Regardless, the theorem has important implications for real iteration. For example, a polynomial of degree \(n\) can have at most \(n-1\) attractive orbits. Furthermore, if all the critical points happen to be real, we can find all the attractive behavior by simply iterating from the critical points. If we do this systematically for the quadratic family, plotting the columns to generate the bifurcation diagram, we get figure Figure 2.6.3

Figure 2.6.3 The bifurcation diagram for the quadratic family

We can interpret this diagram as follows:

  • For \(-0.75 < c < 0\text{,}\) there is an attractive fixed point.
  • For \(-1.25 < c < -0.75\text{,}\) there is an attractive orbit of period \(2\text{.}\)
  • As \(c\) passes from just above \(-0.75\) to just below \(-0.75\text{,}\) the dynamics of \(f_c\) undergo a bifurcation.
  • For \(c\) just a little less than \(-1.25\text{,}\) there is an attractive orbit of period four. This orbit bifurcates soon into an attractive orbit of period 8. It appears that this behavior continues as \(c\) decreases.
  • For \(c\) somewhere around \(c\approx -1.4\text{,}\) the period doubling appears to stop and we get more complicated behavior.

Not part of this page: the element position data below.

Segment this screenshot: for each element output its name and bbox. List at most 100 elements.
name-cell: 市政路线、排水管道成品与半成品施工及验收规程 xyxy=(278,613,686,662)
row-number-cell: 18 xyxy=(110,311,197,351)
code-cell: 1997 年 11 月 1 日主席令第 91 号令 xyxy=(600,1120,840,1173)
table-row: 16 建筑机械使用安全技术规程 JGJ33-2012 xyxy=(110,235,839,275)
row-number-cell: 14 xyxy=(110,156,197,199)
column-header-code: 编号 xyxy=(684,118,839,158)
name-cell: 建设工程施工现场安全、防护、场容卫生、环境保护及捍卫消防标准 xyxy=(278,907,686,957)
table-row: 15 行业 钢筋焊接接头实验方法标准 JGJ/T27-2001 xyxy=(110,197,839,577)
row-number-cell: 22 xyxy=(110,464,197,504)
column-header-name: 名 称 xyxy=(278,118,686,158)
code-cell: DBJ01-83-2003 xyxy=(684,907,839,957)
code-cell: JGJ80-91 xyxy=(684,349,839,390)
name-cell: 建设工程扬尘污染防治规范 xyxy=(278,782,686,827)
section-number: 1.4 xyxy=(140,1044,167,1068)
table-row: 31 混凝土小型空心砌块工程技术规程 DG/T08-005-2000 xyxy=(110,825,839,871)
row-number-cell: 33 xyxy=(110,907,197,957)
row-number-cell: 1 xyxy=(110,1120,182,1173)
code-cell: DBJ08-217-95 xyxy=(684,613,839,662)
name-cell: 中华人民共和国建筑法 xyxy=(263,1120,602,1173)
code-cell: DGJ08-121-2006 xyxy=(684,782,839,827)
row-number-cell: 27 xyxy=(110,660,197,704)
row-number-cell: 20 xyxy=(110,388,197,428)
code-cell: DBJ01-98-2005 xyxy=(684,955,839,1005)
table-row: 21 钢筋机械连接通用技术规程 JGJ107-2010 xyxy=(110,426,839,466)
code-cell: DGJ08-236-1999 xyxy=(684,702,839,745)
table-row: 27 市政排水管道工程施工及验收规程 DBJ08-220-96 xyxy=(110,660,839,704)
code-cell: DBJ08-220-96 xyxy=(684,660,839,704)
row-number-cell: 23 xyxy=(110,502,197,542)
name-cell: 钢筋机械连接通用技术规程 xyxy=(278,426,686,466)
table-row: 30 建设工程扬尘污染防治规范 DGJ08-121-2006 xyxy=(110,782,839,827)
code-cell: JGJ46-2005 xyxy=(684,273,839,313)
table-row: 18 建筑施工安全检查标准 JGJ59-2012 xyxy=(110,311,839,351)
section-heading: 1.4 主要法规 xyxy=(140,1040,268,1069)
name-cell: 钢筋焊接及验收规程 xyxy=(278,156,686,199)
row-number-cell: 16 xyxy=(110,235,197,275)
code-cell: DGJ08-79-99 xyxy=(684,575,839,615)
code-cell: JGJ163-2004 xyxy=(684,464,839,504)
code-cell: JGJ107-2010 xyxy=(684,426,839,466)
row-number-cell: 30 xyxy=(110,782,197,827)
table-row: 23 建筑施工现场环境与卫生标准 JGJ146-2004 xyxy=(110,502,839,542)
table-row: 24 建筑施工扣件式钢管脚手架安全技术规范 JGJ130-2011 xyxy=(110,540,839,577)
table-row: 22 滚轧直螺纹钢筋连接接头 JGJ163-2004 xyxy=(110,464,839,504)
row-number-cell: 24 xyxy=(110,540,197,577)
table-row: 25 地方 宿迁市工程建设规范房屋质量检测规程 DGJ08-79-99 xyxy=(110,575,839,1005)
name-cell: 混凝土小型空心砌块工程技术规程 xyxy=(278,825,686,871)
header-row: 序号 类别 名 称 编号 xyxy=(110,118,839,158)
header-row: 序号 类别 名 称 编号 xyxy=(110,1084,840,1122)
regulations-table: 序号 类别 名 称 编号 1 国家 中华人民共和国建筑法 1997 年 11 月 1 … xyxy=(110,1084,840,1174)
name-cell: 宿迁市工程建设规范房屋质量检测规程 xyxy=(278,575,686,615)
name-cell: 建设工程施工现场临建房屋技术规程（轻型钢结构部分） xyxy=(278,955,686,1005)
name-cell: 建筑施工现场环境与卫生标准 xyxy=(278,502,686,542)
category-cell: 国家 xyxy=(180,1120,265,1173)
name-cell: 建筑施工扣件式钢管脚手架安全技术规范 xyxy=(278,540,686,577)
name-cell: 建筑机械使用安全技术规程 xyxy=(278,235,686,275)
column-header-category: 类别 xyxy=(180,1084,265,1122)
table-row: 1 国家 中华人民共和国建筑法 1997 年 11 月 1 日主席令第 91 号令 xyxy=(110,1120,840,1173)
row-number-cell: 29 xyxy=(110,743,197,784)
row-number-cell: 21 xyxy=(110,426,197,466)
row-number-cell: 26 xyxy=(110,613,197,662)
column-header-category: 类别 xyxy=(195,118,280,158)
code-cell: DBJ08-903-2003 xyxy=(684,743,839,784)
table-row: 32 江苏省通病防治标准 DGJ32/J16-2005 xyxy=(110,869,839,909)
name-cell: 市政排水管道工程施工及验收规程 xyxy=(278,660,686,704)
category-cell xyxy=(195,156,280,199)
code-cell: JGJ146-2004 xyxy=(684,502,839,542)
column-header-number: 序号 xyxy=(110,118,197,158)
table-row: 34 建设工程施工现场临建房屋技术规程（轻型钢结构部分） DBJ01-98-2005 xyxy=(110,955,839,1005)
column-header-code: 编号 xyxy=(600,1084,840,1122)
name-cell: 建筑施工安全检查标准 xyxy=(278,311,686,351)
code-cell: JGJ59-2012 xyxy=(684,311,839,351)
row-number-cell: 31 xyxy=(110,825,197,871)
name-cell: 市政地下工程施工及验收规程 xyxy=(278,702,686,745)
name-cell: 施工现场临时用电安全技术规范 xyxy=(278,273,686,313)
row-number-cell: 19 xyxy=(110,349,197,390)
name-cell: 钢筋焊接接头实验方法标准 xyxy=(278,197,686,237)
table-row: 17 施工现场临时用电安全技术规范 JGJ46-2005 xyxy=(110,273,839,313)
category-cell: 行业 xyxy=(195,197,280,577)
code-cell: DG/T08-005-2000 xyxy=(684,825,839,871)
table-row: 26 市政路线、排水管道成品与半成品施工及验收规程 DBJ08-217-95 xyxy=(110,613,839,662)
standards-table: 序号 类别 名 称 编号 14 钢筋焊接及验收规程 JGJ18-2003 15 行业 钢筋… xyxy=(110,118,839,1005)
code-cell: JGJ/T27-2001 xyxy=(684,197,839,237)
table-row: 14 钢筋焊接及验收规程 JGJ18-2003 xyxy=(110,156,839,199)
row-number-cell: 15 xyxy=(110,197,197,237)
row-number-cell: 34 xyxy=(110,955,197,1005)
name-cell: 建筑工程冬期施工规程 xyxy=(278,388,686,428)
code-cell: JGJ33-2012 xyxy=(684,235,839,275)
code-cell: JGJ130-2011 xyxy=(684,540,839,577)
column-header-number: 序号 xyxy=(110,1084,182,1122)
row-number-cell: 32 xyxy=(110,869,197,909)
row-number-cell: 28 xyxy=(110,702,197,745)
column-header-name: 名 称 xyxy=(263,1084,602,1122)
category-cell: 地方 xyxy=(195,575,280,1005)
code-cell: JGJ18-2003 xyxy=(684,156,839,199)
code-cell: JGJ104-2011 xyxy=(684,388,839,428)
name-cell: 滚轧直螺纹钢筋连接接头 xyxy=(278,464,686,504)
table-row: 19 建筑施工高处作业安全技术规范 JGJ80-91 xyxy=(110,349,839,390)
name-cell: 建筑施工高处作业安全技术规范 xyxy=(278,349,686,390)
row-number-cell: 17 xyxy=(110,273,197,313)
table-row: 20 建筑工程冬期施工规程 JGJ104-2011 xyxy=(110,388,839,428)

This interpretation is illustrated in Figure 2.6.4

Figure 2.6.4 The correspondence between the bifurcation diagram and several cobweb plots

Generally, a bifurcation occurs at a parameter value \(c=c_0\) if the global dynamical behavior of the function \(f_c\) undergoes some qualitative change as \(c\) passes through \(c_0\text{.}\) There are number of different types of bifurcations that can occur, depending on the nature of the qualitative behavior under consideration. The bifurcations that are evident in Figure 2.6.3 in the range \(-1.4 < c < 0\) are called period doubling bifurcations.